Il principe Enrico e il suo seguito rimasero colpiti e commossi da quella scena e prima di parlare con i medici, si recarono al dove si sorpresero ancor di più per la grandiosità e bellezza del tempio. Arrivati nella Cripta si inginocchiarono davanti alle reliquie di San Matteo ed ecco il miracolo! Il principe si alzò e sorrise: sul suo volto erano scomparsi i segni del male.

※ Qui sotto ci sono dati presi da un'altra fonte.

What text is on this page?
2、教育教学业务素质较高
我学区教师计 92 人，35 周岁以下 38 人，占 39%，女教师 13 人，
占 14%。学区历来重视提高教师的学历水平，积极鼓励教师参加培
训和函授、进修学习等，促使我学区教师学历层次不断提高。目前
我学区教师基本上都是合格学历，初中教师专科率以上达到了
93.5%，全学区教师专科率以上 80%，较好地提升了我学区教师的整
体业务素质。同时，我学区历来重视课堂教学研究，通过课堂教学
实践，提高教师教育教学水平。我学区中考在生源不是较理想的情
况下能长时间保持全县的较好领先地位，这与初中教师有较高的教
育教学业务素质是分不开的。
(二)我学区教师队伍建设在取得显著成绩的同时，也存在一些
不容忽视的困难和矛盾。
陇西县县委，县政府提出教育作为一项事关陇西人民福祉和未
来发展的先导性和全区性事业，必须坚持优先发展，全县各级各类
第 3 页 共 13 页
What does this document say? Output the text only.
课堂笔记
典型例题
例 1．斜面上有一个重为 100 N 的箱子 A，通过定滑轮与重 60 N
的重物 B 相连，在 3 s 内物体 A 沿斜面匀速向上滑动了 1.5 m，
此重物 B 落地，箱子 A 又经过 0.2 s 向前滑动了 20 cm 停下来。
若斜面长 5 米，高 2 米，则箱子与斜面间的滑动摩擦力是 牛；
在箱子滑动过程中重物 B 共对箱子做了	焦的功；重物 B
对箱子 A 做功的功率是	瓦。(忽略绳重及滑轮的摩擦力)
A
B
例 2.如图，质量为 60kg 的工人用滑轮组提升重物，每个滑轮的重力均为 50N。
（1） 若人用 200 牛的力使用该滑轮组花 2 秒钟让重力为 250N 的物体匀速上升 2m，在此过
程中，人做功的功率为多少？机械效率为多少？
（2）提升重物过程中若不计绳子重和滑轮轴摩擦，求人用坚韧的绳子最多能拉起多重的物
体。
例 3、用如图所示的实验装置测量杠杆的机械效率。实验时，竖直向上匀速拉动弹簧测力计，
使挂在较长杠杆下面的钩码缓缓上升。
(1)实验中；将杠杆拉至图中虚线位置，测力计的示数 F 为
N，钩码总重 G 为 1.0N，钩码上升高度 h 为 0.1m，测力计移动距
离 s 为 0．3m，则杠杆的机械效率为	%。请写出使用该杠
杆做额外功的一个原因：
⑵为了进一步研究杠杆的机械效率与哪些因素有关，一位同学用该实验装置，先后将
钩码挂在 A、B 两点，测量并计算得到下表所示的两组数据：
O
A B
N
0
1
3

Enrico, riconoscente, elargì ricchi doni al Duomo; poi volle sposare proprio su quell’altare miracoloso la sua amata Elsie e poté ritornare felice al suo regno.

LA BELLA ANTONELLA

Vicino al Convento di San Benedetto c’è una fontana, la fontana della bella Antonella, cara a tutte le fanciulle innamorate. La bella Antonella era un’ancella della Regina Margherita di Durazzo, che viveva nel bel palazzo vicino appunto a San Benedetto. Lì la fanciulla si incontrava con l’amato Raimondo, un nobile al servizio del Re Ladislao. L’amore non poteva essere soddisfatto per la differenza di rango dei due amanti, e il re mandò Raimondo in guerra, dove lui si coprì di onori. Ritornato dalla guerra, il re concesse al nobile Raimondo di sposare la sua Antonella, che era stata rinchiusa nel Convento di San Michele. Ma al suo posto si presentò la malvagia sorella. Solo quando, due anni dopo, la Regina Margherita si ammalò di peste e volle al suo fianco Antonella subito scoprì l’inganno della crudele sorella, rivelandolo a Raimondo. L’amata era ancora rinchiusa a San Michele, ma era anch’ella malata. Raimondo ebbe solo il tempo di salutarla e di vederla morire, per poi fuggire, impazzito dal dolore, nella Valle dell’Irno, dove ancora si odono i suoi lamenti d’amore. E la fontana ancora piange le lacrime d’amore di Antonella, dedicate a tutte le fanciulle innamorate di Salerno.